Seluruh kebaikan akan kembali kepada orang yang melakukannya. Apalagi kebaikan itu kita berikan kepada orang tua, jelas balasan Allah amat besar bagi kita.
Seorang yang berbakti akan mendapatkan balasan kebaikan itu di dunia sebelum di akhirat. Berapa banyak kisah sukses seseorang yang diraih karena baktinya kepada orang tua?
Sementara itu, durhaka kepada orang tua termasuk dosa yang paling besar menurut islam. Seseorang tidak akan bisa masuk surga jika selalu menyakiti hati kedua orang tuanya. Jangankan masuk surga, mencium harumnya pun tak bisa. Bagaimana dia akan mencium harum surga jika telah merusak surganya, yaitu kedua orang tuanya.
Bagaimana jika kita merasa belum berbakti namun orang tua telah wafat?
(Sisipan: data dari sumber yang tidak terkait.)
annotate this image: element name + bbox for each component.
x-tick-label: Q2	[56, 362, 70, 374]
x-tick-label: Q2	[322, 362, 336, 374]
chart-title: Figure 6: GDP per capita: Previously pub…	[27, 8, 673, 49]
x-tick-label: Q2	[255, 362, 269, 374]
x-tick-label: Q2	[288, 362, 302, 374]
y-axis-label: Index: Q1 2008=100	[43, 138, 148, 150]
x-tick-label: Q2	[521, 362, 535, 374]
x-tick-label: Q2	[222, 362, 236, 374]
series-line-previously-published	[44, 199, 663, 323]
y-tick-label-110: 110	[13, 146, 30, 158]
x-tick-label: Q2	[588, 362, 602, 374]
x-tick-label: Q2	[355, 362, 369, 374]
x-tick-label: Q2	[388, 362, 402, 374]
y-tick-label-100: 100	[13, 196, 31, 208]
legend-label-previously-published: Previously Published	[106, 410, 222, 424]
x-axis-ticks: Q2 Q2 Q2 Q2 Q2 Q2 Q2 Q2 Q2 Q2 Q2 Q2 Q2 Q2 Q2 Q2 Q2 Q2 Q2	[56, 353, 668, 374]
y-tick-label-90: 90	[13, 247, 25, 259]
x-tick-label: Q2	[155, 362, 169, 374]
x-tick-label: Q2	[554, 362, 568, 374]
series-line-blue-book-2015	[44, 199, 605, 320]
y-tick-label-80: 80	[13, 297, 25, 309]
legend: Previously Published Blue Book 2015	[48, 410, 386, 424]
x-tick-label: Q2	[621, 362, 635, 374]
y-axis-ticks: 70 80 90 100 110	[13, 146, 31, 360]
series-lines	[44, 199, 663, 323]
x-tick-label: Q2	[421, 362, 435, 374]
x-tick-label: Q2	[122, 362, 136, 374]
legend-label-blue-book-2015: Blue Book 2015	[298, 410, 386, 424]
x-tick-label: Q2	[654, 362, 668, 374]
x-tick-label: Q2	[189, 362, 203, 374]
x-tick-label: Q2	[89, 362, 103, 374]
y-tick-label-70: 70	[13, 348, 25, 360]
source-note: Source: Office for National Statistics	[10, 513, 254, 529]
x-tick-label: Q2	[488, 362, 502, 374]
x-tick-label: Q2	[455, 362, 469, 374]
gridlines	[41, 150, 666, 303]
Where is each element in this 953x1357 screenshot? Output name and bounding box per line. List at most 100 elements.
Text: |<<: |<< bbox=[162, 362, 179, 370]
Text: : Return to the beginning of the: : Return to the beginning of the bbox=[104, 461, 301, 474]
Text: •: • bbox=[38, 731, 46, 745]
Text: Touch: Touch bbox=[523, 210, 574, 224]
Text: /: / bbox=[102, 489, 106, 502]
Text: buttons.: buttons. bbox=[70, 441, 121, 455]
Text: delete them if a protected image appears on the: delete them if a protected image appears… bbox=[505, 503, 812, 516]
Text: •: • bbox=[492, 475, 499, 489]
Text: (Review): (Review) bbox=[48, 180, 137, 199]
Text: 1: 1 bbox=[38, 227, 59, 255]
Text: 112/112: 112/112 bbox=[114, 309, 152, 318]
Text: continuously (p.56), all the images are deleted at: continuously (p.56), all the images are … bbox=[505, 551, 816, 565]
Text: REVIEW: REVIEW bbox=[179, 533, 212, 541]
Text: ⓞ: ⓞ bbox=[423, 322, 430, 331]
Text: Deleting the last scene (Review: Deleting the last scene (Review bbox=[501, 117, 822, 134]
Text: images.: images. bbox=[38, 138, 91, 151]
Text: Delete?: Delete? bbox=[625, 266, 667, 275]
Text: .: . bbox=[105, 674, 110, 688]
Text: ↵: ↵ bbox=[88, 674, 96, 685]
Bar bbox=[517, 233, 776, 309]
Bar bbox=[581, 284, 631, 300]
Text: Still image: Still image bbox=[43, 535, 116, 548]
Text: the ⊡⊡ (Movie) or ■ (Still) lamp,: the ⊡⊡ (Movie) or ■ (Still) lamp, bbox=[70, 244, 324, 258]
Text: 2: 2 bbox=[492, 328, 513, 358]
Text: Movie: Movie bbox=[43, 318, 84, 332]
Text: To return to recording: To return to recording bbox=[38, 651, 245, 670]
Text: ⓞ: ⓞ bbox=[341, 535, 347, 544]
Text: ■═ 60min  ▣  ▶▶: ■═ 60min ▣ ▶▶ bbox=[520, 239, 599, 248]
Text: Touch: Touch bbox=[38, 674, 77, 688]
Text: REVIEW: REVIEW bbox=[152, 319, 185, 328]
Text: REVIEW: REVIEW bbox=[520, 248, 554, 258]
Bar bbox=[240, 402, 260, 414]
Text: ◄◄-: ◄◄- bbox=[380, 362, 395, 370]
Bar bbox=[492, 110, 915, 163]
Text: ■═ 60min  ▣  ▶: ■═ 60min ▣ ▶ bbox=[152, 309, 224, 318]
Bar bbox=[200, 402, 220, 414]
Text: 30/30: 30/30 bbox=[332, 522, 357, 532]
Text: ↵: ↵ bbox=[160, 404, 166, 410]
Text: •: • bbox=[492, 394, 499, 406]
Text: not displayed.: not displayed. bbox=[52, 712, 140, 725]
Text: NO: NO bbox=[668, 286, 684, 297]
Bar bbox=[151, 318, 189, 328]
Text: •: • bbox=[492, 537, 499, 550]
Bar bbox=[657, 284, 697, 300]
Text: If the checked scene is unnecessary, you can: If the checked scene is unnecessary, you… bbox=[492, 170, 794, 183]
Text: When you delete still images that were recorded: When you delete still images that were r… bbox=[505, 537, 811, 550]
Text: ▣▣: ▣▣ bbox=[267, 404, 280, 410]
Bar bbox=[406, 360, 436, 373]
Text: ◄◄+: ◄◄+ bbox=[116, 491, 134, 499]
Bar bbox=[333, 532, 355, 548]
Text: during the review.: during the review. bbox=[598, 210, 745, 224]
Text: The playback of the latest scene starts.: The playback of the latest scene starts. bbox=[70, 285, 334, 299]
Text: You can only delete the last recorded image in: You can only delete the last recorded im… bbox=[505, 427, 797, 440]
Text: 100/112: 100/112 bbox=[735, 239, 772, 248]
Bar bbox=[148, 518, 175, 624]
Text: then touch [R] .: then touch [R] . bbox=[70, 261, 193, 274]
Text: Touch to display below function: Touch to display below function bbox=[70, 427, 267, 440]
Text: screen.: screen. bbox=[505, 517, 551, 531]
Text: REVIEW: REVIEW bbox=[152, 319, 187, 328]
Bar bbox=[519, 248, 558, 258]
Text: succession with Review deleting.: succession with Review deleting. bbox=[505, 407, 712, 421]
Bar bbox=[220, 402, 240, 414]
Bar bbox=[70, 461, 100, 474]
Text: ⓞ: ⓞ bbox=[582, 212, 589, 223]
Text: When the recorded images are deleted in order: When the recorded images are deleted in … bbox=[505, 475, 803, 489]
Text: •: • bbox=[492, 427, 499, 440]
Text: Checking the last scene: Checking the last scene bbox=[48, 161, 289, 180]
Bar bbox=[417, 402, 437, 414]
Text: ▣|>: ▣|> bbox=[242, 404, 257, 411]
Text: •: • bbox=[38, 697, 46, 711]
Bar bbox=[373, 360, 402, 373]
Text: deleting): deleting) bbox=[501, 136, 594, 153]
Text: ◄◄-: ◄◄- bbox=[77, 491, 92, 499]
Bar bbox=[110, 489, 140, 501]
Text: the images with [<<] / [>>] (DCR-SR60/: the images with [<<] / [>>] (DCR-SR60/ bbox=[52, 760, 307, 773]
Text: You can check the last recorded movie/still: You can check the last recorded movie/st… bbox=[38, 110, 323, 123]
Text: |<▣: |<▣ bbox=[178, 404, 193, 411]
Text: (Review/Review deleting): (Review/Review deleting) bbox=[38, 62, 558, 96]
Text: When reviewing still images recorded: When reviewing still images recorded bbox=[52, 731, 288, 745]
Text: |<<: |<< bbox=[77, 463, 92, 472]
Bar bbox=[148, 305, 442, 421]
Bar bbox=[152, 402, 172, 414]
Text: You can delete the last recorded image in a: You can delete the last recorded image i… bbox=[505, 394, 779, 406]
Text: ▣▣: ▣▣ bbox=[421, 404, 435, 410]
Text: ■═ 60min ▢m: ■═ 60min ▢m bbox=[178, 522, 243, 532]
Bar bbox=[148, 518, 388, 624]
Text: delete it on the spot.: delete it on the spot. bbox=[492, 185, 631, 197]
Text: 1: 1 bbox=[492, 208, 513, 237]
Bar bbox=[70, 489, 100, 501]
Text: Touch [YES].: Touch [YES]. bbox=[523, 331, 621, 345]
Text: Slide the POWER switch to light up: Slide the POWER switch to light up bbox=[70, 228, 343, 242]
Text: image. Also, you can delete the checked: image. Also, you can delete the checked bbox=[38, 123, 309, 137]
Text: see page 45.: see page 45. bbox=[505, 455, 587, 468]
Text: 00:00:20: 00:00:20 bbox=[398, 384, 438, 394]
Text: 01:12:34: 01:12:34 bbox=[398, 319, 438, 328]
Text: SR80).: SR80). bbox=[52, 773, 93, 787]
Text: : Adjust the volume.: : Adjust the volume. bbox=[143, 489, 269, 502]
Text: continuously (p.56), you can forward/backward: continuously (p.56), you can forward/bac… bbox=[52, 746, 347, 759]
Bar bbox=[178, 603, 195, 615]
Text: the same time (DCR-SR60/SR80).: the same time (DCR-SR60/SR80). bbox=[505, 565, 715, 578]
Pertanyaan kita telah diwakili oleh seorang yang datang kepada Rasulullah saw, dia bertanya, “Wahai Rasulullah, adakah perbuatan baik yang harus aku lakukan kepada kedua orang tuaku setelah keduanya wafat?”
Rasul menjawab, “Ya,
Berdoalah untuk mereka.
Mohonkan ampun kepada Allah untuk mereka
Memenuhi perintahnya setelah mereka wafat. (Jika ada janji yang belum terlaksana, maka laksanakanlah. Jika ada wasiat, maka penuhilah selagi tidak keluar dari hukum Allah swt)
Muliakan teman-temannya.
Jagalah silaturahmi dengan”
“Pemimpin orang-orang bakti di Hari Kiamat adalah seorang yang berbakti kepada orang tuanya setelah keduanya wafat.”
(Rasulullah saw)
Apa yang pernah kita berikan kepada orang tua? Walaupun umur ini telah dihabiskan untuk berbakti, namun kita tidak akan pernah sempurna dalam berbakti. Sepanjang umur telah berbuat baik, tidak pernah menyakiti keduanya, tidak pernah mengangkat suara dihadapannya dan seluruh kebaikan itu tidak akan mampu membalas jasa mereka.
Bahagiakan keduanya, karena kerelaan mereka adalah kerelaan Allah swt.